Un 4e plan national ambitieux exigé
« La France a été innovante pour l'accès des patients à des traitements sans autorisation de mise sur le marché. Elle a également été pionnière dans la lutte contre les maladies rares. Elle doit aujourd'hui créer un mécanisme financier permettant le développement et l'accès aux traitements pour les maladies sans modèle commercial », ajoute sa présidente, Laurence Tiennot-Herment. Leitmotiv ? « Pour des dizaines de milliers de patients concernés par des maladies le plus souvent mortelles, il n'y a pas de plan B ! » Selon elle, Fiturare est un outil pragmatique, complémentaire des dispositifs existants, pouvant rapidement apporter des solutions thérapeutiques à des malades dont la vie est menacée. « Il suffit juste d'une réelle volonté politique », martèle Mme Tiennot-Herment, encourageant à démarrer sans délais les travaux de co-construction du quatrième Plan national maladies rares, qui doit mobiliser les ministres de la Santé et de la Prévention, de l'Enseignement supérieur mais aussi de l'Economie. « Les questions à résoudre sont nombreuses. Qu'elles soient très techniques ou très politiques, des réponses innovantes et coordonnées doivent y être apportées », poursuit-elle.

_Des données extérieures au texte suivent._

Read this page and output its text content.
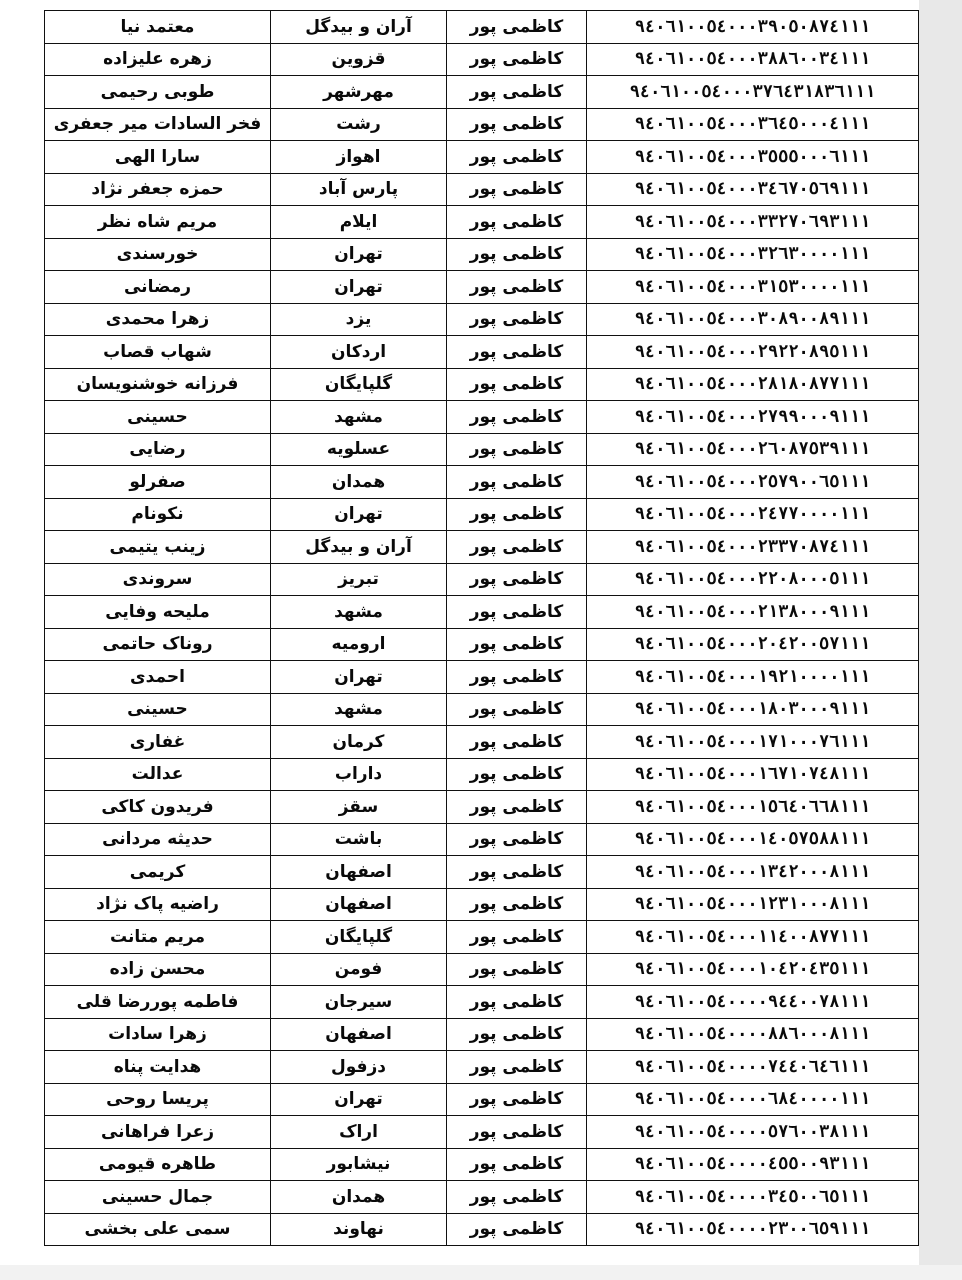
معتمد نیا	آران و بیدگل	کاظمی پور	۹٤۰٦۱۰۰٥٤۰۰۰۳۹۰٥۰۸۷٤۱۱۱
زهره علیزاده	قزوین	کاظمی پور	۹٤۰٦۱۰۰٥٤۰۰۰۳۸۸٦۰۰۳٤۱۱۱
طوبی رحیمی	مهرشهر	کاظمی پور	۹٤۰٦۱۰۰٥٤۰۰۰۳۷٦٤۳۱۸۳٦۱۱۱
فخر السادات میر جعفری	رشت	کاظمی پور	۹٤۰٦۱۰۰٥٤۰۰۰۳٦٤٥۰۰۰٤۱۱۱
سارا الهی	اهواز	کاظمی پور	۹٤۰٦۱۰۰٥٤۰۰۰۳٥٥٥۰۰۰٦۱۱۱
حمزه جعفر نژاد	پارس آباد	کاظمی پور	۹٤۰٦۱۰۰٥٤۰۰۰۳٤٦۷۰٥٦۹۱۱۱
مریم شاه نظر	ایلام	کاظمی پور	۹٤۰٦۱۰۰٥٤۰۰۰۳۳۲۷۰٦۹۳۱۱۱
خورسندی	تهران	کاظمی پور	۹٤۰٦۱۰۰٥٤۰۰۰۳۲٦۳۰۰۰۰۱۱۱
رمضانی	تهران	کاظمی پور	۹٤۰٦۱۰۰٥٤۰۰۰۳۱٥۳۰۰۰۰۱۱۱
زهرا محمدی	یزد	کاظمی پور	۹٤۰٦۱۰۰٥٤۰۰۰۳۰۸۹۰۰۸۹۱۱۱
شهاب قصاب	اردکان	کاظمی پور	۹٤۰٦۱۰۰٥٤۰۰۰۲۹۲۲۰۸۹٥۱۱۱
فرزانه خوشنویسان	گلپایگان	کاظمی پور	۹٤۰٦۱۰۰٥٤۰۰۰۲۸۱۸۰۸۷۷۱۱۱
حسینی	مشهد	کاظمی پور	۹٤۰٦۱۰۰٥٤۰۰۰۲۷۹۹۰۰۰۹۱۱۱
رضایی	عسلویه	کاظمی پور	۹٤۰٦۱۰۰٥٤۰۰۰۲٦۰۸۷٥۳۹۱۱۱
صفرلو	همدان	کاظمی پور	۹٤۰٦۱۰۰٥٤۰۰۰۲٥۷۹۰۰٦٥۱۱۱
نکونام	تهران	کاظمی پور	۹٤۰٦۱۰۰٥٤۰۰۰۲٤۷۷۰۰۰۰۱۱۱
زینب یتیمی	آران و بیدگل	کاظمی پور	۹٤۰٦۱۰۰٥٤۰۰۰۲۳۳۷۰۸۷٤۱۱۱
سروندی	تبریز	کاظمی پور	۹٤۰٦۱۰۰٥٤۰۰۰۲۲۰۸۰۰۰٥۱۱۱
ملیحه وفایی	مشهد	کاظمی پور	۹٤۰٦۱۰۰٥٤۰۰۰۲۱۳۸۰۰۰۹۱۱۱
روناک حاتمی	ارومیه	کاظمی پور	۹٤۰٦۱۰۰٥٤۰۰۰۲۰٤۲۰۰٥۷۱۱۱
احمدی	تهران	کاظمی پور	۹٤۰٦۱۰۰٥٤۰۰۰۱۹۲۱۰۰۰۰۱۱۱
حسینی	مشهد	کاظمی پور	۹٤۰٦۱۰۰٥٤۰۰۰۱۸۰۳۰۰۰۹۱۱۱
غفاری	کرمان	کاظمی پور	۹٤۰٦۱۰۰٥٤۰۰۰۱۷۱۰۰۰۷٦۱۱۱
عدالت	داراب	کاظمی پور	۹٤۰٦۱۰۰٥٤۰۰۰۱٦۷۱۰۷٤۸۱۱۱
فریدون کاکی	سقز	کاظمی پور	۹٤۰٦۱۰۰٥٤۰۰۰۱٥٦٤۰٦٦۸۱۱۱
حدیثه مردانی	باشت	کاظمی پور	۹٤۰٦۱۰۰٥٤۰۰۰۱٤۰٥۷٥۸۸۱۱۱
کریمی	اصفهان	کاظمی پور	۹٤۰٦۱۰۰٥٤۰۰۰۱۳٤۲۰۰۰۸۱۱۱
راضیه پاک نژاد	اصفهان	کاظمی پور	۹٤۰٦۱۰۰٥٤۰۰۰۱۲۳۱۰۰۰۸۱۱۱
مریم متانت	گلپایگان	کاظمی پور	۹٤۰٦۱۰۰٥٤۰۰۰۱۱٤۰۰۸۷۷۱۱۱
محسن زاده	فومن	کاظمی پور	۹٤۰٦۱۰۰٥٤۰۰۰۱۰٤۲۰٤۳٥۱۱۱
فاطمه پوررضا قلی	سیرجان	کاظمی پور	۹٤۰٦۱۰۰٥٤۰۰۰۰۹٤٤۰۰۷۸۱۱۱
زهرا سادات	اصفهان	کاظمی پور	۹٤۰٦۱۰۰٥٤۰۰۰۰۸۸٦۰۰۰۸۱۱۱
هدایت پناه	دزفول	کاظمی پور	۹٤۰٦۱۰۰٥٤۰۰۰۰۷٤٤۰٦٤٦۱۱۱
پریسا روحی	تهران	کاظمی پور	۹٤۰٦۱۰۰٥٤۰۰۰۰٦۸٤۰۰۰۰۱۱۱
زعرا فراهانی	اراک	کاظمی پور	۹٤۰٦۱۰۰٥٤۰۰۰۰٥۷٦۰۰۳۸۱۱۱
طاهره قیومی	نیشابور	کاظمی پور	۹٤۰٦۱۰۰٥٤۰۰۰۰٤٥٥۰۰۹۳۱۱۱
جمال حسینی	همدان	کاظمی پور	۹٤۰٦۱۰۰٥٤۰۰۰۰۳٤٥۰۰٦٥۱۱۱
سمی علی بخشی	نهاوند	کاظمی پور	۹٤۰٦۱۰۰٥٤۰۰۰۰۲۳۰۰٦٥۹۱۱۱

Une grande campagne de sensibilisation
Le gouvernement est également attendu au tournant concernant l'errance diagnostique, un « fléau » qui impacte des milliers de personnes ne sachant pas qui contacter pour être informées. « Encore trop de professionnels de santé de première ligne méconnaissent les maladies rares et les dispositifs nationaux déployés », déplore l'Alliance maladies rares. Face à ces constats, ce collectif de 240 associations lance une grande campagne de sensibilisation et mobilise 500 ambassadeurs (associations de malades, filières de santé maladies rares et plateformes d'expertises) pour éclairer les professionnels de santé via une brochure d'information ainsi que des affiches destinées à leur patientèle.
Un film choral d'une minute -qui regroupe plusieurs témoignages- (en vidéo ci-contre) incite à agir pour être informé, orienté vers les bons experts. Les personnes concernées peuvent notamment contacter la plateforme Maladie rares info services au 0 800 40 40 43 (service et appel gratuits) ou consulter le site d'informations Oprhanet . Enfin, le collectif appelle le plus grand nombre à participer à un challenge pour diffuser massivement sur les réseaux sociaux leur soutien au mouvement #accéléronslesdiagnosticsmaladiesrares (plus d'informations sur le site de l'Alliance maladies rares ) « C'est toujours la même histoire... Changeons-la, ensemble », encourage le clip.